Die Übertragungsnetzbetreiber haben die Höhe der EEG-Umlage für das kommende Jahr bekannt gegeben. Sie wird von aktuell 6,405 Cent pro Kilowattstunde (kWh) auf 6,756 Cent pro kWh steigen. Das bedeutet einen Anstieg um ganze 5,5 Prozent. Zuletzt war die Umlage dahingegen zwei Mal in Folge gesunken. „Über eine steigende EEG-Umlage kann sich ein Wirtschaftsminister nicht freuen. Trotz dieses Anstiegs ist es aber so, dass wir seit nunmehr sechs Jahren eine stabile Entwicklung haben“, sagt Bundeswirtschaftsminister Peter Altmaier (CDU). „Die Reformen, die wir in den letzten Jahren umgesetzt haben, machen den Ausbau der erneuerbaren Energien deutlich günstiger Es sei aber auch so, dass wir einen Kostenrucksack aus den ersten Jahren mit uns herumtragen.“ Dem Wirtschaftsminister liegt es vor allem am Herzen, dass die Strompreise trotzdem bezahlbar bleiben. „Deshalb haben wir im Zuge der jüngsten Beschlüsse zur Klimapolitik eine schrittweise Senkung der EEG-Umlage ab 2021 beschlossen.
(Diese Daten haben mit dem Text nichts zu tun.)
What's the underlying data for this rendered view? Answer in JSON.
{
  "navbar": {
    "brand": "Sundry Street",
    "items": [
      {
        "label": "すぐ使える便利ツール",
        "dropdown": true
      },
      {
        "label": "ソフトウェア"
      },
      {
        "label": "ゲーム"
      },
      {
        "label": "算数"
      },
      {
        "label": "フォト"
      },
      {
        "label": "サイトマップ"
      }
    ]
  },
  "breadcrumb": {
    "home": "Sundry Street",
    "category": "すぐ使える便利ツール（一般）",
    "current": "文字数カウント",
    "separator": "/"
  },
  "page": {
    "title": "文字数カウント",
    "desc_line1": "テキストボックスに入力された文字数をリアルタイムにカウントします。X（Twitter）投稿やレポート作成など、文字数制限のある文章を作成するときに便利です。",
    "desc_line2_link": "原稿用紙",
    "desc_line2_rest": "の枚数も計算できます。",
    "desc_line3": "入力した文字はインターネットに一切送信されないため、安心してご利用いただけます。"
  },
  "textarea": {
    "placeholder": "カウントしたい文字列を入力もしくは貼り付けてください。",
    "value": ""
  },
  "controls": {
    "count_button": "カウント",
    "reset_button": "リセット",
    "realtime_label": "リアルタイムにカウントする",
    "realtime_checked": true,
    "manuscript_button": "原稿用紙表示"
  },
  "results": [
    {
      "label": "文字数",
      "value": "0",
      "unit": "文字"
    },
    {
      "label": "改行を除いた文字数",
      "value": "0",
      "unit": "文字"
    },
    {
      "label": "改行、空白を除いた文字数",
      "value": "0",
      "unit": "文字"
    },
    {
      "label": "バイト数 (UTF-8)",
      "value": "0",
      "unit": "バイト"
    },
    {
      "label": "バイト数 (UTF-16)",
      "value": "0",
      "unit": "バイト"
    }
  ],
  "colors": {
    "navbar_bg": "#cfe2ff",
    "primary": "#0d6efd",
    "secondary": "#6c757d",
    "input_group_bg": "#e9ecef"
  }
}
Damit entlasten wir die Strompreise sowohl für die Bürgerinnen und Bürger als auch für die kleinen und mittleren Unternehmen.“ Die vier deutschen Übertragungsnetzbetreiber 50Hertz, Amprion, TenneT und TransnetBW prognostizieren für das kommende Jahr eine Zunahme vom Strom aus regenerativen Anlagen um etwa 8,6 Terrawattstunden (TWh), was einer Fördersumme von 26,2 Milliarden Euro entspreche. Zieht man die vorhergesagten Börsenerlöse, die um 1,4 Prozent erhöht wurden, ab, ergebe sich für 2020 eine Deckungslücke von etwa 24,2 Milliarden Euro.